How to Use Concrete in
a Traditional Kitchen 

by Fu-Tung Cheng

Concrete’s use in kitchens and
bathrooms may still be considered relatively “modern” design-wise
by the standard homeowner. But while concrete can be used to create a modern
or minimal look, it’s also perfectly adaptable to a more traditional setting
– where it was so extensively used in the first place.

Concrete can act as a substitute
for more traditional materials. Rather than just using concrete to
explicitly re-create something from the past, you can also combine it with
other elements to suggest a timeless quality. In my work, I always strive to
strike a balance between innovation and emotion, between spare contemporary
and warm traditional. Adding mosaic tile along the front edge of a concrete
surface, inlaying bits of tile along a backsplash, or even embedding a
fossil in a countertop all connect us to the past.

A California cottage we
renovated recently moved from “traditional” to
“transitional”. A large concrete curved wall/counter boldly
separates the living room from the kitchen. Meanwhile, a stainless steel
integral sink countertop straddles one wall- yet, by inlaying glass tiles
into the backsplash and inserting a traditional plate holder in the
cabinetry, enough balance is achieved to avoid a conflict of styles.

Let’s take a turn-of-century
“Craftsman” style kitchen for a hypothetical example. The cabinets
would most likely be frame-and-panel with flush inlay doorframes. There
would be wood wainscoting in the dining area and perhaps tile around a
single porcelain sink. The lighting fixtures might have bevelled glass or
echoes of Tiffany lamps.

What concrete application
would be appropriate in this situation? 

I would look into one or
more of the following ideas in combination:

Choose an earth tone color
or natural gray. No bright colors.

Keep the front face, or
thickness, of the countertop at a minimum of 2- 1/2″ up to 5″.

Inset “panels” into the front face of
the countertop to reflect the cabinet doors.

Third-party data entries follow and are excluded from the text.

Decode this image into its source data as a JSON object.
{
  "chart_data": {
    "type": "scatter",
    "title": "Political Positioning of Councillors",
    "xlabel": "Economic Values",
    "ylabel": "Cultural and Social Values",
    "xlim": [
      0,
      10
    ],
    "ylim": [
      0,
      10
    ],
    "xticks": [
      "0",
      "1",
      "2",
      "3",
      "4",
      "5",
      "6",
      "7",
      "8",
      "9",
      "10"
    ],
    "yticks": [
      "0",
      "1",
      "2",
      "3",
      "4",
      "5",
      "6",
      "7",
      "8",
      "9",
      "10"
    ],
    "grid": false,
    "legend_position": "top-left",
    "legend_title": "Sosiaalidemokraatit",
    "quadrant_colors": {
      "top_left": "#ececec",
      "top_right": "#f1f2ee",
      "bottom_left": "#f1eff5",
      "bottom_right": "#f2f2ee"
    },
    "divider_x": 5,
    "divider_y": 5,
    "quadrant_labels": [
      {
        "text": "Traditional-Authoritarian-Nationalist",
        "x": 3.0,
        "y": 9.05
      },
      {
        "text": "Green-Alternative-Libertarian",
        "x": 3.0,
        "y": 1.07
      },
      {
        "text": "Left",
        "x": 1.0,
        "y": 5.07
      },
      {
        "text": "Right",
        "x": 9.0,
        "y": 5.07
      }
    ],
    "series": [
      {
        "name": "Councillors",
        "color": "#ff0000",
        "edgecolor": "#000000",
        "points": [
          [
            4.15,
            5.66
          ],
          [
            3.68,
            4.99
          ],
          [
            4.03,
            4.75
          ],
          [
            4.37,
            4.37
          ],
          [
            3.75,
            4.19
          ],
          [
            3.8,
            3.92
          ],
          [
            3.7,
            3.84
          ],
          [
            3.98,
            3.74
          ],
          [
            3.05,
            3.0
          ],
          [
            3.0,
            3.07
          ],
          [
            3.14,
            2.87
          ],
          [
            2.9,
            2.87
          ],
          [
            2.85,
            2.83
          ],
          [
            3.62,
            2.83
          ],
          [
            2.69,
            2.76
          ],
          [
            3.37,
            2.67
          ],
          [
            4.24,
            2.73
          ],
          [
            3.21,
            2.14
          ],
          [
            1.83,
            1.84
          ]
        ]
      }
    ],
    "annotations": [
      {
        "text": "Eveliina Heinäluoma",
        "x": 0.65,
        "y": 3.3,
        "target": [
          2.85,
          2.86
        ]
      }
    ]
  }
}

decorative concrete finish

Courtesy of Cheng Design

These panels
would be no deeper than 3/8″ and would measure approximately 1/3″
to the height of the front face, or recess the appropriately sized or
proportioned ceramic tiles with some embossing on them into the face of the
countertop or into a cast backsplash. Allow the recess to be at least
1/4″ in depth.

Mosaic tiles in groups of four
separated by 1/8″-1/4″ spacing could be placed on the countertop
surface as inlaid “trivets” next to the stove burners. (In the
mold, they would be placed face down on the bottom of the form.) Line the
drain board into the sink with tile or marble.

concrete with mosaic design inlaid

Courtesy of Cheng Design

Now I wouldn’t want to use all
of the above accents – just enough to carry a complementary flavor to the
Craftsman look and feel. The concrete itself is earthy enough to carry that
load.

It’s up to you as a homeowner or designer to add the touch that
personalizes and enhances the piece. In some cases, for instance, the
overwrought “traditional English manor” kitchen, usually full of
elaborate detailing, can use a touch of restraint – the
concrete
kitchen countertop

with a simple ogee edge detail and a complementary white porcelain farm sink
might just be perfect.

As they say, it’s all in the details.